Getting Started
Guided Topic Modeling (GTM) helps you to easily generate word lists (or dictionaries) for your topics of interest.
Although complex transformer-based models have achieved human-like performance in many NLP tasks, much simpler, dictionary-based approaches are still frequently used due to their simplicity, interpretability and the advantage that no training dataset is required.
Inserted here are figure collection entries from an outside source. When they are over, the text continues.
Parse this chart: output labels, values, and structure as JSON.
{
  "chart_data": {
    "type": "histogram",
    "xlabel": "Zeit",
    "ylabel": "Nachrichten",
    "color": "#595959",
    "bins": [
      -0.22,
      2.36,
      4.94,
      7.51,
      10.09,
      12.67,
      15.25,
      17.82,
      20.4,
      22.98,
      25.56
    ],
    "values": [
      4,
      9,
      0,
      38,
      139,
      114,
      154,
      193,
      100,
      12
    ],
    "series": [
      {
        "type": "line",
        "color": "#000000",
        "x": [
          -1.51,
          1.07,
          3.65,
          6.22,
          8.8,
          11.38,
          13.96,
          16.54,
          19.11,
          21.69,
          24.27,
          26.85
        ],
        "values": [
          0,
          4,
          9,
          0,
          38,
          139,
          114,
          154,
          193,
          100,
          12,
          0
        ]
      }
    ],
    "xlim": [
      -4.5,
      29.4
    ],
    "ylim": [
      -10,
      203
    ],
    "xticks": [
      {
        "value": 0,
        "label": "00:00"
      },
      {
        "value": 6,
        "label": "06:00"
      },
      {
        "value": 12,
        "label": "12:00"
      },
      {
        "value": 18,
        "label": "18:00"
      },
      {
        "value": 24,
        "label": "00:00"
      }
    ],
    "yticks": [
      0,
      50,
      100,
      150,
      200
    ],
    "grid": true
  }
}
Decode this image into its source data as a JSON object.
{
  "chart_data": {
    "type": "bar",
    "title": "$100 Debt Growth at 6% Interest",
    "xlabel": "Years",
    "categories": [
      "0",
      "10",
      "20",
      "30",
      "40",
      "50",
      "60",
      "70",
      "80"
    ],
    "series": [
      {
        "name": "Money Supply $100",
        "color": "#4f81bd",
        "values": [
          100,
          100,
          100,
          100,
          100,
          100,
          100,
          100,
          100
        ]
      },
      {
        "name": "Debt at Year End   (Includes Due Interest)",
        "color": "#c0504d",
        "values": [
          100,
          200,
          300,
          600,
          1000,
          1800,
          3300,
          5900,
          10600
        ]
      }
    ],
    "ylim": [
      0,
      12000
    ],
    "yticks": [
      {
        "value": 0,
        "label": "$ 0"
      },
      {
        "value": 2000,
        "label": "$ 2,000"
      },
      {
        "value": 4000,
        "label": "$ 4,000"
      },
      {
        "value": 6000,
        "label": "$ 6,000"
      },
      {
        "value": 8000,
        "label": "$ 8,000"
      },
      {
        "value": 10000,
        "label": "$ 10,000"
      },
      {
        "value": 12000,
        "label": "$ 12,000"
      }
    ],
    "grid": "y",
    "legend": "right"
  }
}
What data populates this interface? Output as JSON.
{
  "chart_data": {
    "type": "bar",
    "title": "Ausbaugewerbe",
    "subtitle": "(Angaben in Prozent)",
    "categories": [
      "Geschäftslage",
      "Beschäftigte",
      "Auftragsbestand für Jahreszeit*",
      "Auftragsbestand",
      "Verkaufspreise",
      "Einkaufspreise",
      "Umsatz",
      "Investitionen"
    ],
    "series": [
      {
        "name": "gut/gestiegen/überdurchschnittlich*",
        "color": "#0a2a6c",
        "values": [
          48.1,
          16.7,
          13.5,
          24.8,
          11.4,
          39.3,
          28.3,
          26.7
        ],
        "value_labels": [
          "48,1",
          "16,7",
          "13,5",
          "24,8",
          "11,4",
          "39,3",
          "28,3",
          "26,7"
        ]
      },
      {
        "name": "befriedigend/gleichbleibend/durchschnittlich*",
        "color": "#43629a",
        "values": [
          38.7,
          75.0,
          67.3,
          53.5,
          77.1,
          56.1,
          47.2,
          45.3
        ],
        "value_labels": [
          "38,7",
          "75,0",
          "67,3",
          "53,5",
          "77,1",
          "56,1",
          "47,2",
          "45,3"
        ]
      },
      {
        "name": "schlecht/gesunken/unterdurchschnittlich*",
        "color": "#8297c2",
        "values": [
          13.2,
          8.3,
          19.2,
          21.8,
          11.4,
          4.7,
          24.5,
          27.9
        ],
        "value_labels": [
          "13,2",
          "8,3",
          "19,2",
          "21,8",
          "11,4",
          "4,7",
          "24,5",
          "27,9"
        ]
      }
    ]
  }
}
The generation of these dictionaries, however, is a major challenge itself. This is why we have developed Guided Topic Modeling. GTM is based on special Word2Vec word embeddings that have encoded the semantic similarity and polarity of words. GTM enables the fast and flexible generation of comprehensive topic clusters (dictionaries) from a pair of seed words.
Topic Generation
To generate your own topic you have to define two (positive) seed words that are indicative for a certain topic. For example, if you want to generate the topic "Family" you could define the seed words "mother" and "father". Alternatively using "family" and "parents" or something similar would also be possible. Thus, you define two words that are both related to the desired topic.
Parameters
The GTM algorithm is designed to give the user control over the topic characteristics by specifying the parameters: seed word weights, negative seed words and the gravity parameter.
Weights
Each seed word is associated with a weight parameter, which is initially set to 1. By increasing the weight of one seed word over the other, the generated topic will be more closely centered around the word with the higher weight. If we for example define the seed words "iphone" with a weight of 2.0 and "steve_jobs" with a weight of 1.0 the topic will be centered around the concepts smartphone/iphone/electronic devices. Try it out to get a feeling. Usually, weights above 2 are not necessary.
Negative Seed Words
Sometimes unwanted words appear in a topic. One solution for that would be the manual deletion of undesired words. Another option is to define negative seed words, i.e, words that should not be included in a topic. These negative seed words are associated with negative weights. Sensible values range from -0.1 to -0.5. For example if you try to generate the topic "Recession" by defining the seed words "recession" and "crash" (cluster size = 100, gravity=0.15) you will notice the word "deadly_crash" appearing in the topic. This is because the word crash has multiple meanings, financial crash or car crash for example. We can avoid words unrelated to financial crashes by defining the negative seed word "deadly_crash" (e.g. weight = -0.3). With that, the topic is fully centered around the concept of a financial crash. An alternative solution would be to think about other, less ambiguous seed words.
Gravity
Gravity allows to control how easily the topic is allowed to drift away from the initial seed words. If gravity is chosen to be very high (> 0.5) the topic will very likely stay centered around the initial seed words. If gravity is very low (e.g. 0) the topic will find a new center that is less determined by the seed words. Sensible values for gravity are in the range 0.05 to 0.2.
Topic Size
Topic size is pretty much self-explaining, it defines the number of words collected for a specific topic.
User Accounts
Users have the option to generate topics and download them as .csv files without creating a user account. In addition, by clicking on "Register" a user account can be created with a valid e-mail address and password. This has the advantage that your generated topics and settings used can be saved within the user account.